Minister for the Post Office, Telegraphs and Telecommunications
- In office November 1965 – 18 December 1966

President of the Chamber of Deputies of the Democratic Republic of the Congo
- In office November 1962 – March 1963
- Preceded by: Yvon Kimpiobi
- Succeeded by: Joseph Midiburo

Personal details
- Born: 25 September 1932 (age 93) Songa, Belgian Congo
- Party: Confédération des associations tribales du Katanga

= Bertin Mwamba =

Congolese politician (born 1932)

Bertin Mwamba or Mwamba Maleba Banze Kabombo (born 25 September 1932) is a Congolese politician who served as the third President of the Chamber of Deputies of the Democratic Republic of the Congo.

== Early life ==
Bertin Mwamba was born on 25 September 1932 in Songa, Belgian Congo into a Luba family. He received three years of secondary education at the Ecole des Moniteurs. He worked as a teacher from 1953 until 1957, when he became a chartered accountant, holding the latter job until 1960.

Mwamba participated in the economic portion of the Belgo-Congolese Round Table Conference in Brussels from April to May 1960. He was a member of the Confédération des associations tribales du Katanga (CONAKAT) party and led its chapter in Kamina. In anticipation of the May 1960 general elections in the Congo, Mwamba directed the party's campaigning efforts in the town.

Without many resources to organise the local campaign, he appealed to the local electorate by saying that CONAKAT would serve as a bulwark against domination from the neighbouring Kasai region.

== Career ==
Mwamba was elected to the Chamber of Deputies in the election, representing the Haut-Lomami constituency in Katanga Province. Though a member of CONAKAT, he had political differences with party leader Moïse Tshombe. Thus even though Katanga had seceded under Tshombe's direction, Mwamba returned to his seat in Parliament in August 1961.

In March 1962, he ran as the parliamentary opposition's candidate to be President of the Chamber. He lost the Chamber vote, 51 to 59.

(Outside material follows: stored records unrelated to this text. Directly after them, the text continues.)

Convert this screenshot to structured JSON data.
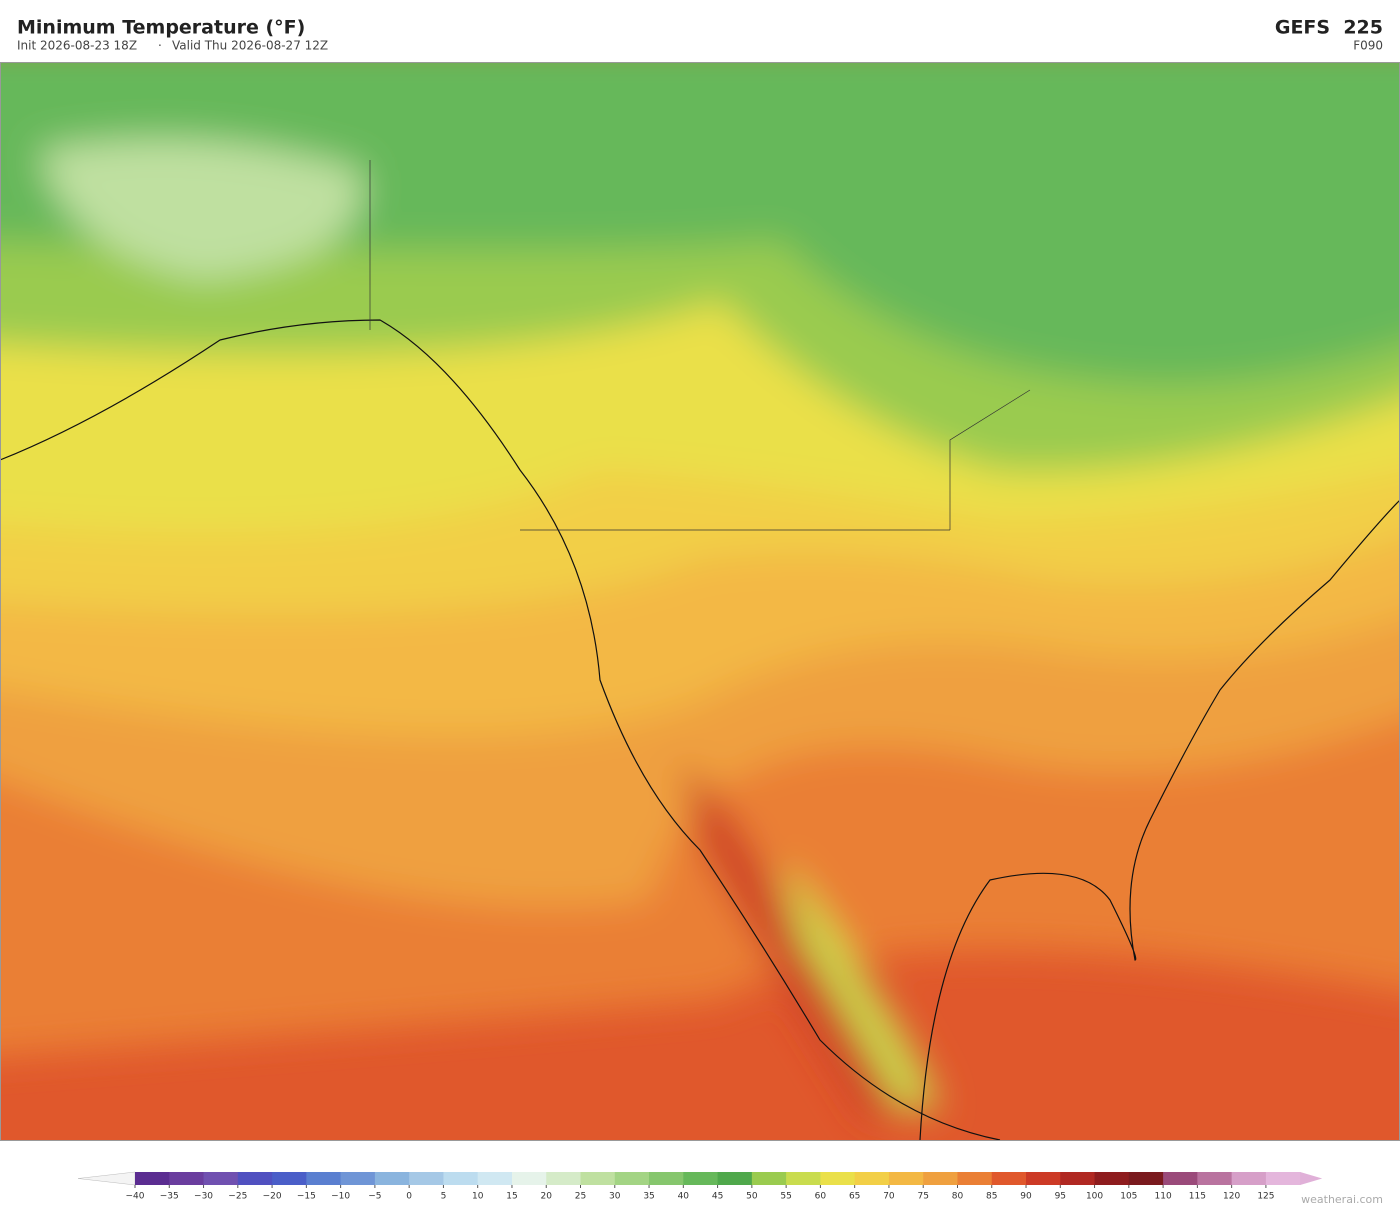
{
  "header": {
    "title": "Minimum Temperature  (°F)",
    "init": "Init 2026-08-23 18Z",
    "separator": "·",
    "valid": "Valid Thu 2026-08-27 12Z",
    "model": "GEFS  225",
    "forecast_hour": "F090"
  },
  "colorbar": {
    "ticks": [
      {
        "value": -40,
        "label": "−40"
      },
      {
        "value": -35,
        "label": "−35"
      },
      {
        "value": -30,
        "label": "−30"
      },
      {
        "value": -25,
        "label": "−25"
      },
      {
        "value": -20,
        "label": "−20"
      },
      {
        "value": -15,
        "label": "−15"
      },
      {
        "value": -10,
        "label": "−10"
      },
      {
        "value": -5,
        "label": "−5"
      },
      0,
      5,
      10,
      15,
      20,
      25,
      30,
      35,
      40,
      45,
      50,
      55,
      60,
      65,
      70,
      75,
      80,
      85,
      90,
      95,
      100,
      105,
      110,
      115,
      120,
      125
    ],
    "colors": [
      "#5b2d91",
      "#6a3d9e",
      "#7050b0",
      "#5050c0",
      "#4a5ec8",
      "#5a7fd0",
      "#6f95d6",
      "#8ab4de",
      "#a5c8e6",
      "#bcdcef",
      "#d0e8f2",
      "#e6f3ea",
      "#d5ebc8",
      "#bfe0a0",
      "#a3d484",
      "#86c66d",
      "#66b85a",
      "#4fa84b",
      "#9acb4f",
      "#c9dc4e",
      "#eae04a",
      "#f2cf47",
      "#f3b844",
      "#efa03f",
      "#ea7f35",
      "#e0582c",
      "#cc3a26",
      "#b02822",
      "#8e1c1e",
      "#7a1a1e",
      "#9a4a7a",
      "#b9739f",
      "#d69fc8",
      "#e4b6dc"
    ],
    "under_color": "#f4f4f4",
    "over_color": "#e0b0d8"
  },
  "footer": {
    "credit": "weatherai.com"
  }
}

In November, he successfully secured the office and held it until March 1963. In April, following the termination of the Katangese secession, Prime Minister Cyrille Adoula reshuffled his government and appointed Mwamba Deputy Minister of Foreign Affairs. He was re-elected to the Chamber in 1965.

That November, Joseph-Désiré Mobutu took power in a coup. Mwamba was appointed Minister for the Post Office, Telegraphs and Telecommunications, and he held the post until a cabinet reshuffle on 18 December 1966. On 18 January, 1967, he was arrested on charges of embezzling $570,000 of government profits from stamp resells while in office.

== Later life ==
Mwamba later involved himself in commerce and agriculture. In 1982, he was elected Haut-Lomami Commissar for the Legislative Council with 19,814 votes. He was a member of the Political, Administrative and Judiciary Committee of the Subcommittee on Justice and worked on the parliamentary group for environmental issues.